Petitioners would want this Commission to set aside the preliminary injunction issued in the petition below by trying to convince Us that there was no bad faith on their part. This we cannot do in this Petition. In cases of preliminary injunction, the findings of fact to support its issuance need not be conclusive as that determination is the function of the trial on the main case. Hence, whether or not there was indeed bad faith on the part of Petitioners should be established in the trial below.

Moreover, the issuance of the writ is an ancillary or preventive remedy to secure the rights of a party to a pending case is entirely within the discretion of the court taking cognizance of the case. The only limitation upon this discretionary power is that it should be exercised upon the grounds and in the manner provided for by law.

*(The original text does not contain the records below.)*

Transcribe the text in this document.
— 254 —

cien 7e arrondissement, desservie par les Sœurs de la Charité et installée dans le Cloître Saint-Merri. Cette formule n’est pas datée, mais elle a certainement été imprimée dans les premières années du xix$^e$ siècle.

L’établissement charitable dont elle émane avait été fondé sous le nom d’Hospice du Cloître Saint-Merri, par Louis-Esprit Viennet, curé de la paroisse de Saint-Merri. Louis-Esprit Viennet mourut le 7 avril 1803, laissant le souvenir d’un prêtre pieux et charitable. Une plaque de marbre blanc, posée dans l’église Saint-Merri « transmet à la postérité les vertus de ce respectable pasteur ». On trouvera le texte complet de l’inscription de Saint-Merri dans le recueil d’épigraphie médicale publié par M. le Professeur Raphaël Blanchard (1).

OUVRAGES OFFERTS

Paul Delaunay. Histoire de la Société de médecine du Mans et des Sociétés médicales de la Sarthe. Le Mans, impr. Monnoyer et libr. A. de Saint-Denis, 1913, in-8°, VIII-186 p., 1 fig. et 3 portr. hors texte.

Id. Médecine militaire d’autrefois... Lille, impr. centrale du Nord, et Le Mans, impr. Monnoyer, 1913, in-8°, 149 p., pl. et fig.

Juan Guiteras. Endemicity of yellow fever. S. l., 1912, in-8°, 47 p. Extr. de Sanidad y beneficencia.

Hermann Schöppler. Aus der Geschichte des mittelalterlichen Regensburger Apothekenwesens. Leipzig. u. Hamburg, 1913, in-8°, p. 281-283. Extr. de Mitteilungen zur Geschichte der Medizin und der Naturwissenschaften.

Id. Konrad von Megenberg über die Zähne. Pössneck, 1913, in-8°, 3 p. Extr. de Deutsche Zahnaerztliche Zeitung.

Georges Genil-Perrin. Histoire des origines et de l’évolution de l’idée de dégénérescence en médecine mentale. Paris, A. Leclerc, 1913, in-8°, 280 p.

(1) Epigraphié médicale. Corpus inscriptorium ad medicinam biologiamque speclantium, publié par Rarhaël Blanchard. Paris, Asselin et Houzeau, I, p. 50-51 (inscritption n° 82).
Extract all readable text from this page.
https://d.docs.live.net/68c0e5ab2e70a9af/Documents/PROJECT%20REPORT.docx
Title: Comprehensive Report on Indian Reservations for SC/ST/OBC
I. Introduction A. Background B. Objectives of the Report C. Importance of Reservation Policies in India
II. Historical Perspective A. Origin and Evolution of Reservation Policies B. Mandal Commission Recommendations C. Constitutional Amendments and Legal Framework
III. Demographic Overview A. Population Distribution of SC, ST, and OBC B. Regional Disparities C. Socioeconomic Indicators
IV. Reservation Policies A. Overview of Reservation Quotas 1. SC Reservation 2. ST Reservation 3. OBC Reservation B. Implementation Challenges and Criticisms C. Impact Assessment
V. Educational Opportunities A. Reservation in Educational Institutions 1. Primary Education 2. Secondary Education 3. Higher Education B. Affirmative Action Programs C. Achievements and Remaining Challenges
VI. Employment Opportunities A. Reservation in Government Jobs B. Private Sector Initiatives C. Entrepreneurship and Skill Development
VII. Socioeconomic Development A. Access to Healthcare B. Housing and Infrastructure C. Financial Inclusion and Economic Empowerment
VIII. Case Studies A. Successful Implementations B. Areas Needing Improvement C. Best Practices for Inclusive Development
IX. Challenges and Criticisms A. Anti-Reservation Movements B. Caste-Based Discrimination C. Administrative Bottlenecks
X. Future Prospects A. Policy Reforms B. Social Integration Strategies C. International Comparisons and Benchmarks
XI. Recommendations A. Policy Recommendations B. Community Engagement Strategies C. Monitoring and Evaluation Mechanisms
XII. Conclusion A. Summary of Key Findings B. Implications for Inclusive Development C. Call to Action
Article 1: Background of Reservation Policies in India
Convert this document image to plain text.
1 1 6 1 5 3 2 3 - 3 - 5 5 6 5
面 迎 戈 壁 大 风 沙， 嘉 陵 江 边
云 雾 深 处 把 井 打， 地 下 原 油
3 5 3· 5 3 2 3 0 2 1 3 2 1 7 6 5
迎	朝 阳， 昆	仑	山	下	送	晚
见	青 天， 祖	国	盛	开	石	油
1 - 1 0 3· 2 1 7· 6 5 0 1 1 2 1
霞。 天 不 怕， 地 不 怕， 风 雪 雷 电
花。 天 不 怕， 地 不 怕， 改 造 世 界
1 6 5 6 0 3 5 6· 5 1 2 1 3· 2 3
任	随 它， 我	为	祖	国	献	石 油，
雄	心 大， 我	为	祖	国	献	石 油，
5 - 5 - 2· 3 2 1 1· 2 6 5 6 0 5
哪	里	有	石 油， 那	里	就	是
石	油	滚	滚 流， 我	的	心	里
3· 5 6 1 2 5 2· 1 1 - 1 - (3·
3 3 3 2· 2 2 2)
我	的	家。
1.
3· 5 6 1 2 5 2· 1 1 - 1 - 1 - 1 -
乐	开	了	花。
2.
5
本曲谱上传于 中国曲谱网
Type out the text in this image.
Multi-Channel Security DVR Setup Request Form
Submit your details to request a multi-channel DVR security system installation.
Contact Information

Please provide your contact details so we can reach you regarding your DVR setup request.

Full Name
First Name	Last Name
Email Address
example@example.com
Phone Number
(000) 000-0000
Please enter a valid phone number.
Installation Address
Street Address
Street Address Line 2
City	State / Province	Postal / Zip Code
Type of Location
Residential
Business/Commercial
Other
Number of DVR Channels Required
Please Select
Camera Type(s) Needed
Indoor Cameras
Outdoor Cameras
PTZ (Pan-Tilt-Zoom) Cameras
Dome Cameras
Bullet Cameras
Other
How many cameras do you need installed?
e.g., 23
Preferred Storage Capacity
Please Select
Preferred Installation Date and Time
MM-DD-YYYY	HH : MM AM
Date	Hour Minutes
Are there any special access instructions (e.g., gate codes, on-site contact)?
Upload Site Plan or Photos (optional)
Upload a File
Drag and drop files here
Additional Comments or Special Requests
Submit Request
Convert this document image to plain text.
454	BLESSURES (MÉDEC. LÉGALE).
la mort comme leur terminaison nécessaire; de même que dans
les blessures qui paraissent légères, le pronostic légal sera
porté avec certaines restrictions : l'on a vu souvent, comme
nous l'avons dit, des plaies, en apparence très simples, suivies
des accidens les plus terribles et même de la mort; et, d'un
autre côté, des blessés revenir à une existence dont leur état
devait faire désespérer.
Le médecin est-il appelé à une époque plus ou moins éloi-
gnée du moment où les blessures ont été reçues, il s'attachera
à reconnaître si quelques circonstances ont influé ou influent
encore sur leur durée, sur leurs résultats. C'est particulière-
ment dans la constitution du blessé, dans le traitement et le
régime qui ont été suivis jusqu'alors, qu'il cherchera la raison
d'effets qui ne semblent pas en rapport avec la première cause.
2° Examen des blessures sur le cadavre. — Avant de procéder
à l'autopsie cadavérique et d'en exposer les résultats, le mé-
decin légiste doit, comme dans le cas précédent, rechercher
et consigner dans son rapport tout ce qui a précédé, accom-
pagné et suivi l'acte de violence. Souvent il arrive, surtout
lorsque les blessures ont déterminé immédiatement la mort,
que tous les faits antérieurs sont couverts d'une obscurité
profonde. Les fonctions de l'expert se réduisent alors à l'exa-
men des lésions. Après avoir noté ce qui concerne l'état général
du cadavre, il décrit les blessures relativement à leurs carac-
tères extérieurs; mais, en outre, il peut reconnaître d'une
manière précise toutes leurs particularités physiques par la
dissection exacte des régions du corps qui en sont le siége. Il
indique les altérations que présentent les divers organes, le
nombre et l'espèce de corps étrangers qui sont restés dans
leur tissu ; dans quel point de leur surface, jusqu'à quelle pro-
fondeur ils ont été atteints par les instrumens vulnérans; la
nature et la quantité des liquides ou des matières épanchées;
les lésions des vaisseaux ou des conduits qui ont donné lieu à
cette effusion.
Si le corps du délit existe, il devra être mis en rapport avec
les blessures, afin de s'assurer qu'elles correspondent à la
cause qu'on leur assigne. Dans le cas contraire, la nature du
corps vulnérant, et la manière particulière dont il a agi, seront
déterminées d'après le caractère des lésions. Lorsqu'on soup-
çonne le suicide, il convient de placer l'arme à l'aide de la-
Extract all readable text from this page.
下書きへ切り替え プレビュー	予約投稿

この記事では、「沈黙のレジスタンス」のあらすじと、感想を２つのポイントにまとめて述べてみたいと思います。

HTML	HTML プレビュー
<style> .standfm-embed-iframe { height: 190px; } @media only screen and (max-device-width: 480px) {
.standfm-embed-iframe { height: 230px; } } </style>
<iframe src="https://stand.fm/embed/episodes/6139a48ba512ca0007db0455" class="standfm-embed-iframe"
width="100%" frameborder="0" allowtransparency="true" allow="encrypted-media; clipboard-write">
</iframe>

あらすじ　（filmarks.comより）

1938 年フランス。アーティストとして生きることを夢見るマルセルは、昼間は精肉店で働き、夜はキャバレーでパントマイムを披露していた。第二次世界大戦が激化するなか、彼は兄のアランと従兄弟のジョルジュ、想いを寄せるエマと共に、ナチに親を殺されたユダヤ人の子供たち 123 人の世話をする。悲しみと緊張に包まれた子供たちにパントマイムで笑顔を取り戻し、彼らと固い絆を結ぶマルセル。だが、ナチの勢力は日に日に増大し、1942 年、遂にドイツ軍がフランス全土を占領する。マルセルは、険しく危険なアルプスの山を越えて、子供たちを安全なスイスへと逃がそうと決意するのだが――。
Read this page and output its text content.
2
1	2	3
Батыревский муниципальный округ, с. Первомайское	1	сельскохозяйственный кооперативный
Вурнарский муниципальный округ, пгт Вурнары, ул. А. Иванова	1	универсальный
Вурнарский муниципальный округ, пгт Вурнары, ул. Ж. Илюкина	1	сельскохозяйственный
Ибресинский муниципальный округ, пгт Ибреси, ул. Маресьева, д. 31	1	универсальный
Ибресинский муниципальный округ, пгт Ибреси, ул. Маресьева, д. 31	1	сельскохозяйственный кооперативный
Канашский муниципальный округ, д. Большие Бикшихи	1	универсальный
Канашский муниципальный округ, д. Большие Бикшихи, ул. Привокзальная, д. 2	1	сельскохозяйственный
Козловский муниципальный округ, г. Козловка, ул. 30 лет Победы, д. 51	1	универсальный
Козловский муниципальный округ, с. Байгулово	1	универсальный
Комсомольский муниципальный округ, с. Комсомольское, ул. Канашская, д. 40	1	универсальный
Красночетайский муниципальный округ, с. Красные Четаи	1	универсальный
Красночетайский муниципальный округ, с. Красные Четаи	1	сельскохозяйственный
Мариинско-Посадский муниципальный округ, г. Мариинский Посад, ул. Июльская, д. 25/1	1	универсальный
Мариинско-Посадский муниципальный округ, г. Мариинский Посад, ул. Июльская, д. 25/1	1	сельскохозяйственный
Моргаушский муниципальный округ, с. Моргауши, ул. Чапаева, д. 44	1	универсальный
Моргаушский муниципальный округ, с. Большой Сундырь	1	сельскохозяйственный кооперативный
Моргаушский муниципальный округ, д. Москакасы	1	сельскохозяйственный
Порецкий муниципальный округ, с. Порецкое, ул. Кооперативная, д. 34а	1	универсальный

The Petitioners have been alleging that the Hearing panel acted with grave abuse of discretion in issuing the subject writ. However, a scrutiny of the said Order dated 27 March 1998 and the proceedings conducted prior to its issuance reveal otherwise. The Petitioners have made use of this legal term thoughtlessly.

Grave abuse of discretion has been defined as such capricious and whimsical exercise of judgement as is equivalent to lack of jurisdiction. The Supreme Court went further in stating that abuse of discretion alone is not sufficient, and to warrant the issuance of the writ on that ground, the abuse of discretion must be grave, as where the power is exercised in an arbitrary or despotic manner by reason of passion or personal hostility, and it must be so patent and gross as to amount to an evasion of positive duty or to a virtual refusal to perform the duty enjoined or to act at all in contemplation of law. (67 Phil. 340, Tavera-Luna, Inc. v. Nable)

No grave abuse of discretion can be imputed upon the Hearing Panel in issuing the Writ of Preliminary Injunction in favor of the Respondents. They have conducted hearings on its application and have considered and taken into account the evidence presented by both sides. The most that could be ascribed to the Hearing Panel, if any, is an error in the appreciation of evidence, which, however, is not such jurisdictional matter that may be determined in a certiorari proceeding. Nonetheless, We find that the issuance of the injunctive writ below is supported by sufficient, credible and persuasive evidence.4

The assailed resolution of the Court of Appeals being baseless and having found the resolution of the Securities and Exchange Commission En Banc dated July 7, 1998 to be valid, the petition before the Court of Appeals is rendered moot. The proceedings before the SICD should, therefore, continue and be resolved with dispatch.

WHEREFORE, in view of the foregoing, the petition is GRANTED. The Resolution dated August 27, 1998 of the Court of Appeals is hereby SET ASIDE. The SICD is directed to resolve with dispatch SEC Case No. 03-98-5926.

SO ORDERED.

Davide, Jr., C.J., (Chairman), Melo, Kapunan, and Pardo, JJ., concur.

Endnotes:


1 TSN dated 11 August 1998, pp. 63-64 in CA-G.R. No. 48456; Annex II, pp.

2 Rosete v. Court of Appeals, 264 SCRA 147 [1996].

3 Rollo, p. 313.

4 Securities and Exchange Commission En Banc Decision dated July 7, 1998; Rollo, pp. 313-315.